A protest rally was staged in front of Representative Chris Collins’ office for the second week in a row on the morning of Tuesday Feb. 2. The aim of the non-partisan rally was to protest the congressman’s perceived absence from the county.
The event is part of a series of “Anti-Trump” or “Stop Trump” Tuesdays held each week at 11:30 a.m., according to a promotion for the event on the progressive advocacy website MoveOn.org. These rallies are scheduled to occur weekly for the first 100 days of President Donald Trump’s term and they are organized by the Livingston County chapter of the activist group Stronger Together WNY.
Rally organizer Jillian Gruber said that the primary goal of these upcoming rallies is to have Collins engage with the community more.
“The problem for us in Livingston County is that Representative Collins never comes to the office here,” she said. “He will be in the district from Feb. 21-24 and the primary goal of this week’s rally and next week’s rally is to get him to hold a town hall meeting during that time. If he doesn’t come to the Geneseo office, we’ll have to go protest his office in Lancaster.”
Tuesday’s protest had approximately 40 attendees, while the previous week’s had approximately 70 attendees, according to Gruber. There were some students from Geneseo, but most of the protesters came from the town of Geneseo and elsewhere.
Psychology major sophomore Lauren Plevy attended the rally in hopes of impacting the local community.
“I think it’s important to act locally, and I want to make a change and I think this is the best way to do that,” she said.
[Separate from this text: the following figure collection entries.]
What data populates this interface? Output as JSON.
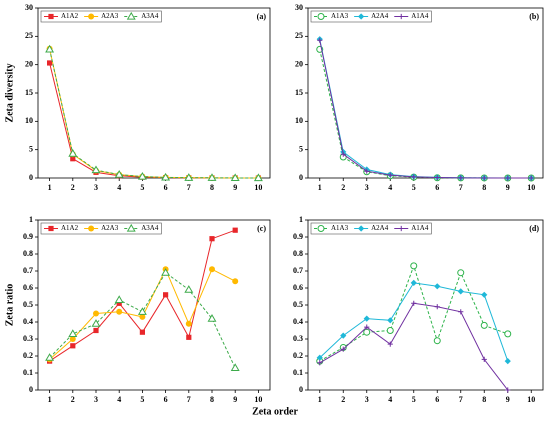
{
  "shared_x_label": "Zeta order",
  "chart_data": [
    {
      "type": "line",
      "panel_label": "(a)",
      "y_label": "Zeta diversity",
      "legend": "upper left",
      "categories": [
        "1",
        "2",
        "3",
        "4",
        "5",
        "6",
        "7",
        "8",
        "9",
        "10"
      ],
      "ylim": [
        0,
        30
      ],
      "yticks": [
        0,
        5,
        10,
        15,
        20,
        25,
        30
      ],
      "series": [
        {
          "name": "A1A2",
          "color": "#e8262a",
          "marker": "square",
          "dashed": false,
          "values": [
            20.3,
            3.4,
            1.0,
            0.4,
            0.15,
            0.06,
            0.03,
            0.01,
            0.005,
            0.002
          ]
        },
        {
          "name": "A2A3",
          "color": "#ffb900",
          "marker": "circle",
          "dashed": false,
          "values": [
            22.8,
            4.2,
            1.3,
            0.6,
            0.25,
            0.12,
            0.06,
            0.03,
            0.01,
            0.005
          ]
        },
        {
          "name": "A3A4",
          "color": "#3daa4a",
          "marker": "triangle",
          "dashed": true,
          "values": [
            22.7,
            4.3,
            1.4,
            0.6,
            0.25,
            0.1,
            0.05,
            0.03,
            0.01,
            0.005
          ]
        }
      ]
    },
    {
      "type": "line",
      "panel_label": "(b)",
      "legend": "upper left",
      "categories": [
        "1",
        "2",
        "3",
        "4",
        "5",
        "6",
        "7",
        "8",
        "9",
        "10"
      ],
      "ylim": [
        0,
        30
      ],
      "yticks": [
        0,
        5,
        10,
        15,
        20,
        25,
        30
      ],
      "series": [
        {
          "name": "A1A3",
          "color": "#2db34a",
          "marker": "open-circle",
          "dashed": true,
          "values": [
            22.7,
            3.7,
            1.1,
            0.4,
            0.15,
            0.05,
            0.02,
            0.01,
            0.005,
            0.002
          ]
        },
        {
          "name": "A2A4",
          "color": "#1fb8d8",
          "marker": "diamond",
          "dashed": false,
          "values": [
            24.5,
            4.6,
            1.5,
            0.6,
            0.25,
            0.1,
            0.05,
            0.02,
            0.01,
            0.005
          ]
        },
        {
          "name": "A1A4",
          "color": "#7030a0",
          "marker": "plus",
          "dashed": false,
          "values": [
            24.3,
            4.2,
            1.2,
            0.5,
            0.2,
            0.08,
            0.03,
            0.01,
            0.005,
            0.002
          ]
        }
      ]
    },
    {
      "type": "line",
      "panel_label": "(c)",
      "y_label": "Zeta ratio",
      "legend": "upper left",
      "categories": [
        "1",
        "2",
        "3",
        "4",
        "5",
        "6",
        "7",
        "8",
        "9",
        "10"
      ],
      "ylim": [
        0,
        1
      ],
      "yticks": [
        0,
        0.1,
        0.2,
        0.3,
        0.4,
        0.5,
        0.6,
        0.7,
        0.8,
        0.9,
        1
      ],
      "series": [
        {
          "name": "A1A2",
          "color": "#e8262a",
          "marker": "square",
          "dashed": false,
          "values": [
            0.17,
            0.26,
            0.35,
            0.51,
            0.34,
            0.56,
            0.31,
            0.89,
            0.94,
            null
          ]
        },
        {
          "name": "A2A3",
          "color": "#ffb900",
          "marker": "circle",
          "dashed": false,
          "values": [
            0.18,
            0.3,
            0.45,
            0.46,
            0.43,
            0.71,
            0.39,
            0.71,
            0.64,
            null
          ]
        },
        {
          "name": "A3A4",
          "color": "#3daa4a",
          "marker": "triangle",
          "dashed": true,
          "values": [
            0.19,
            0.33,
            0.39,
            0.53,
            0.46,
            0.69,
            0.59,
            0.42,
            0.13,
            null
          ]
        }
      ]
    },
    {
      "type": "line",
      "panel_label": "(d)",
      "legend": "upper left",
      "categories": [
        "1",
        "2",
        "3",
        "4",
        "5",
        "6",
        "7",
        "8",
        "9",
        "10"
      ],
      "ylim": [
        0,
        1
      ],
      "yticks": [
        0,
        0.1,
        0.2,
        0.3,
        0.4,
        0.5,
        0.6,
        0.7,
        0.8,
        0.9,
        1
      ],
      "series": [
        {
          "name": "A1A3",
          "color": "#2db34a",
          "marker": "open-circle",
          "dashed": true,
          "values": [
            0.17,
            0.25,
            0.34,
            0.35,
            0.73,
            0.29,
            0.69,
            0.38,
            0.33,
            null
          ]
        },
        {
          "name": "A2A4",
          "color": "#1fb8d8",
          "marker": "diamond",
          "dashed": false,
          "values": [
            0.19,
            0.32,
            0.42,
            0.41,
            0.63,
            0.61,
            0.58,
            0.56,
            0.17,
            null
          ]
        },
        {
          "name": "A1A4",
          "color": "#7030a0",
          "marker": "plus",
          "dashed": false,
          "values": [
            0.16,
            0.24,
            0.37,
            0.27,
            0.51,
            0.49,
            0.46,
            0.18,
            0,
            null
          ]
        }
      ]
    }
  ]
}
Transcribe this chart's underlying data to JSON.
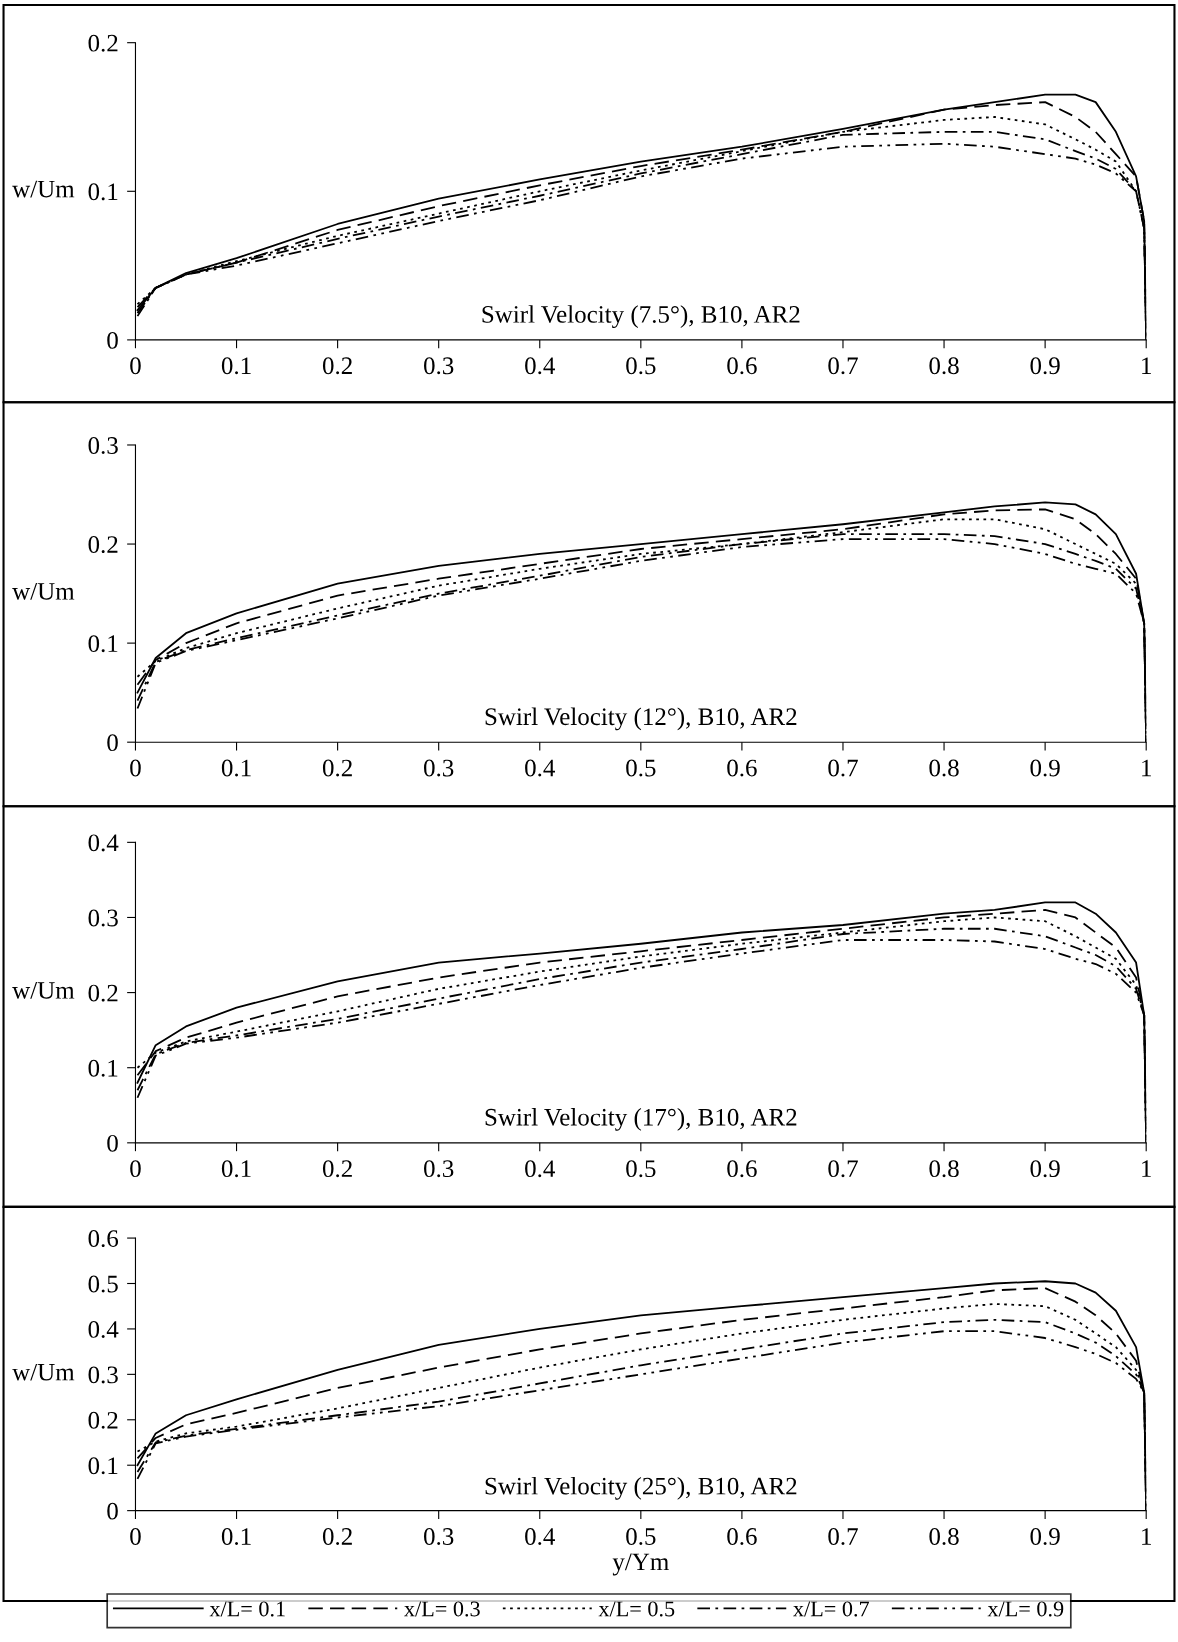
{
  "chart_data": [
    {
      "type": "line",
      "ylabel": "w/Um",
      "annotations": [
        "Swirl Velocity (7.5°), B10, AR2"
      ],
      "xlim": [
        0,
        1
      ],
      "ylim": [
        0,
        0.2
      ],
      "xticks": [
        0,
        0.1,
        0.2,
        0.3,
        0.4,
        0.5,
        0.6,
        0.7,
        0.8,
        0.9,
        1
      ],
      "yticks": [
        0,
        0.1,
        0.2
      ],
      "grid": false,
      "legend": false,
      "x": [
        0.002,
        0.02,
        0.05,
        0.1,
        0.2,
        0.3,
        0.4,
        0.5,
        0.6,
        0.7,
        0.8,
        0.85,
        0.9,
        0.93,
        0.95,
        0.97,
        0.99,
        0.998,
        1.0
      ],
      "series": [
        {
          "color": "#000000",
          "line_style": "solid",
          "values": [
            0.02,
            0.035,
            0.045,
            0.055,
            0.078,
            0.095,
            0.108,
            0.12,
            0.13,
            0.142,
            0.155,
            0.16,
            0.165,
            0.165,
            0.16,
            0.14,
            0.11,
            0.08,
            0
          ]
        },
        {
          "color": "#000000",
          "line_style": "dashed",
          "values": [
            0.022,
            0.035,
            0.044,
            0.052,
            0.074,
            0.09,
            0.104,
            0.117,
            0.128,
            0.14,
            0.155,
            0.158,
            0.16,
            0.15,
            0.14,
            0.125,
            0.11,
            0.08,
            0
          ]
        },
        {
          "color": "#000000",
          "line_style": "dotted",
          "values": [
            0.024,
            0.035,
            0.044,
            0.053,
            0.07,
            0.085,
            0.1,
            0.114,
            0.127,
            0.14,
            0.148,
            0.15,
            0.145,
            0.135,
            0.128,
            0.12,
            0.1,
            0.075,
            0
          ]
        },
        {
          "color": "#000000",
          "line_style": "dashdot",
          "values": [
            0.018,
            0.035,
            0.044,
            0.052,
            0.068,
            0.083,
            0.097,
            0.112,
            0.125,
            0.138,
            0.14,
            0.14,
            0.135,
            0.127,
            0.122,
            0.115,
            0.1,
            0.075,
            0
          ]
        },
        {
          "color": "#000000",
          "line_style": "dashdotdot",
          "values": [
            0.016,
            0.035,
            0.044,
            0.05,
            0.065,
            0.08,
            0.094,
            0.11,
            0.122,
            0.13,
            0.132,
            0.13,
            0.125,
            0.122,
            0.118,
            0.112,
            0.1,
            0.075,
            0
          ]
        }
      ]
    },
    {
      "type": "line",
      "ylabel": "w/Um",
      "annotations": [
        "Swirl Velocity (12°), B10, AR2"
      ],
      "xlim": [
        0,
        1
      ],
      "ylim": [
        0,
        0.3
      ],
      "xticks": [
        0,
        0.1,
        0.2,
        0.3,
        0.4,
        0.5,
        0.6,
        0.7,
        0.8,
        0.9,
        1
      ],
      "yticks": [
        0,
        0.1,
        0.2,
        0.3
      ],
      "grid": false,
      "legend": false,
      "x": [
        0.002,
        0.02,
        0.05,
        0.1,
        0.2,
        0.3,
        0.4,
        0.5,
        0.6,
        0.7,
        0.8,
        0.85,
        0.9,
        0.93,
        0.95,
        0.97,
        0.99,
        0.998,
        1.0
      ],
      "series": [
        {
          "color": "#000000",
          "line_style": "solid",
          "values": [
            0.05,
            0.085,
            0.11,
            0.13,
            0.16,
            0.178,
            0.19,
            0.2,
            0.21,
            0.22,
            0.232,
            0.238,
            0.242,
            0.24,
            0.23,
            0.21,
            0.17,
            0.12,
            0
          ]
        },
        {
          "color": "#000000",
          "line_style": "dashed",
          "values": [
            0.058,
            0.083,
            0.1,
            0.12,
            0.148,
            0.165,
            0.18,
            0.195,
            0.205,
            0.215,
            0.23,
            0.234,
            0.235,
            0.225,
            0.21,
            0.19,
            0.165,
            0.12,
            0
          ]
        },
        {
          "color": "#000000",
          "line_style": "dotted",
          "values": [
            0.066,
            0.082,
            0.095,
            0.11,
            0.135,
            0.158,
            0.175,
            0.19,
            0.2,
            0.212,
            0.225,
            0.225,
            0.215,
            0.2,
            0.19,
            0.18,
            0.16,
            0.12,
            0
          ]
        },
        {
          "color": "#000000",
          "line_style": "dashdot",
          "values": [
            0.042,
            0.081,
            0.093,
            0.105,
            0.128,
            0.15,
            0.168,
            0.187,
            0.2,
            0.21,
            0.21,
            0.208,
            0.2,
            0.19,
            0.183,
            0.175,
            0.155,
            0.12,
            0
          ]
        },
        {
          "color": "#000000",
          "line_style": "dashdotdot",
          "values": [
            0.034,
            0.08,
            0.092,
            0.103,
            0.125,
            0.148,
            0.165,
            0.183,
            0.197,
            0.205,
            0.205,
            0.2,
            0.19,
            0.18,
            0.175,
            0.17,
            0.15,
            0.12,
            0
          ]
        }
      ]
    },
    {
      "type": "line",
      "ylabel": "w/Um",
      "annotations": [
        "Swirl Velocity (17°), B10, AR2"
      ],
      "xlim": [
        0,
        1
      ],
      "ylim": [
        0,
        0.4
      ],
      "xticks": [
        0,
        0.1,
        0.2,
        0.3,
        0.4,
        0.5,
        0.6,
        0.7,
        0.8,
        0.9,
        1
      ],
      "yticks": [
        0,
        0.1,
        0.2,
        0.3,
        0.4
      ],
      "grid": false,
      "legend": false,
      "x": [
        0.002,
        0.02,
        0.05,
        0.1,
        0.2,
        0.3,
        0.4,
        0.5,
        0.6,
        0.7,
        0.8,
        0.85,
        0.9,
        0.93,
        0.95,
        0.97,
        0.99,
        0.998,
        1.0
      ],
      "series": [
        {
          "color": "#000000",
          "line_style": "solid",
          "values": [
            0.08,
            0.13,
            0.155,
            0.18,
            0.215,
            0.24,
            0.252,
            0.265,
            0.28,
            0.29,
            0.305,
            0.31,
            0.32,
            0.32,
            0.305,
            0.28,
            0.24,
            0.17,
            0
          ]
        },
        {
          "color": "#000000",
          "line_style": "dashed",
          "values": [
            0.09,
            0.122,
            0.14,
            0.16,
            0.195,
            0.22,
            0.24,
            0.255,
            0.27,
            0.285,
            0.3,
            0.305,
            0.31,
            0.3,
            0.28,
            0.26,
            0.22,
            0.17,
            0
          ]
        },
        {
          "color": "#000000",
          "line_style": "dotted",
          "values": [
            0.1,
            0.12,
            0.135,
            0.148,
            0.175,
            0.205,
            0.228,
            0.248,
            0.265,
            0.28,
            0.295,
            0.3,
            0.295,
            0.275,
            0.26,
            0.245,
            0.21,
            0.17,
            0
          ]
        },
        {
          "color": "#000000",
          "line_style": "dashdot",
          "values": [
            0.07,
            0.118,
            0.133,
            0.143,
            0.165,
            0.192,
            0.218,
            0.24,
            0.258,
            0.278,
            0.285,
            0.285,
            0.275,
            0.26,
            0.25,
            0.235,
            0.205,
            0.17,
            0
          ]
        },
        {
          "color": "#000000",
          "line_style": "dashdotdot",
          "values": [
            0.06,
            0.116,
            0.132,
            0.14,
            0.16,
            0.185,
            0.21,
            0.233,
            0.252,
            0.27,
            0.27,
            0.268,
            0.258,
            0.245,
            0.238,
            0.225,
            0.2,
            0.17,
            0
          ]
        }
      ]
    },
    {
      "type": "line",
      "xlabel": "y/Ym",
      "ylabel": "w/Um",
      "annotations": [
        "Swirl Velocity (25°), B10, AR2"
      ],
      "xlim": [
        0,
        1
      ],
      "ylim": [
        0,
        0.6
      ],
      "xticks": [
        0,
        0.1,
        0.2,
        0.3,
        0.4,
        0.5,
        0.6,
        0.7,
        0.8,
        0.9,
        1
      ],
      "yticks": [
        0,
        0.1,
        0.2,
        0.3,
        0.4,
        0.5,
        0.6
      ],
      "grid": false,
      "legend": "bottom",
      "x": [
        0.002,
        0.02,
        0.05,
        0.1,
        0.2,
        0.3,
        0.4,
        0.5,
        0.6,
        0.7,
        0.8,
        0.85,
        0.9,
        0.93,
        0.95,
        0.97,
        0.99,
        0.998,
        1.0
      ],
      "series": [
        {
          "name": "x/L= 0.1",
          "color": "#000000",
          "line_style": "solid",
          "values": [
            0.1,
            0.17,
            0.21,
            0.245,
            0.31,
            0.365,
            0.4,
            0.43,
            0.45,
            0.47,
            0.49,
            0.5,
            0.505,
            0.5,
            0.48,
            0.44,
            0.36,
            0.26,
            0
          ]
        },
        {
          "name": "x/L= 0.3",
          "color": "#000000",
          "line_style": "dashed",
          "values": [
            0.115,
            0.16,
            0.19,
            0.215,
            0.27,
            0.315,
            0.355,
            0.39,
            0.42,
            0.445,
            0.47,
            0.485,
            0.49,
            0.46,
            0.43,
            0.39,
            0.33,
            0.26,
            0
          ]
        },
        {
          "name": "x/L= 0.5",
          "color": "#000000",
          "line_style": "dotted",
          "values": [
            0.13,
            0.152,
            0.17,
            0.185,
            0.225,
            0.27,
            0.315,
            0.355,
            0.39,
            0.42,
            0.445,
            0.455,
            0.45,
            0.42,
            0.39,
            0.36,
            0.31,
            0.26,
            0
          ]
        },
        {
          "name": "x/L= 0.7",
          "color": "#000000",
          "line_style": "dashdot",
          "values": [
            0.085,
            0.15,
            0.165,
            0.18,
            0.21,
            0.24,
            0.28,
            0.32,
            0.355,
            0.39,
            0.415,
            0.42,
            0.415,
            0.39,
            0.37,
            0.34,
            0.3,
            0.26,
            0
          ]
        },
        {
          "name": "x/L= 0.9",
          "color": "#000000",
          "line_style": "dashdotdot",
          "values": [
            0.07,
            0.148,
            0.163,
            0.178,
            0.205,
            0.23,
            0.265,
            0.3,
            0.335,
            0.37,
            0.395,
            0.395,
            0.38,
            0.36,
            0.345,
            0.325,
            0.29,
            0.26,
            0
          ]
        }
      ]
    }
  ]
}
Gruber said that part of the inspiration for “Anti-Trump” Tuesdays spurred from the online instructive pamphlet, the “Indivisible Guide.” This pamphlet is based off the Tea Party protest movement and calls itself “a practical guide for resisting the Trump agenda.” This pamphlet has impacted her method of organizing, Gruber said.
“It is like a cookbook: you do this, you say this, at this time,” she said. “It is really empowering for us, and it’s pretty much become a national movement. The big thing in the guide is to act ‘local, local, local.’”
At Tuesday’s protest, attendees occasionally yelled chants and held signs that were critical of the president and the representative. Since Collins’ office was closed, protesters wrote critical notes and left them on the office door. The notes primarily concerned Collins’ absence from the district and his policies, saying, “Give us a chance to meet” or “This Republican voter is for the EPA.”
Former Geneseo professor of history Judith Hunter echoed protesters’ discontent about the political climate in Washington D.C. as well as Collins’ lack of availability.
“I’m a constituent of Representative Collins,” she said. “In addition to being unhappy about what’s going on in Washington, I’m also unhappy that Chris Collins has never once had a real town hall meeting to interact with his constituents. We have a lot of questions we need to ask him, and he has made himself unavailable.”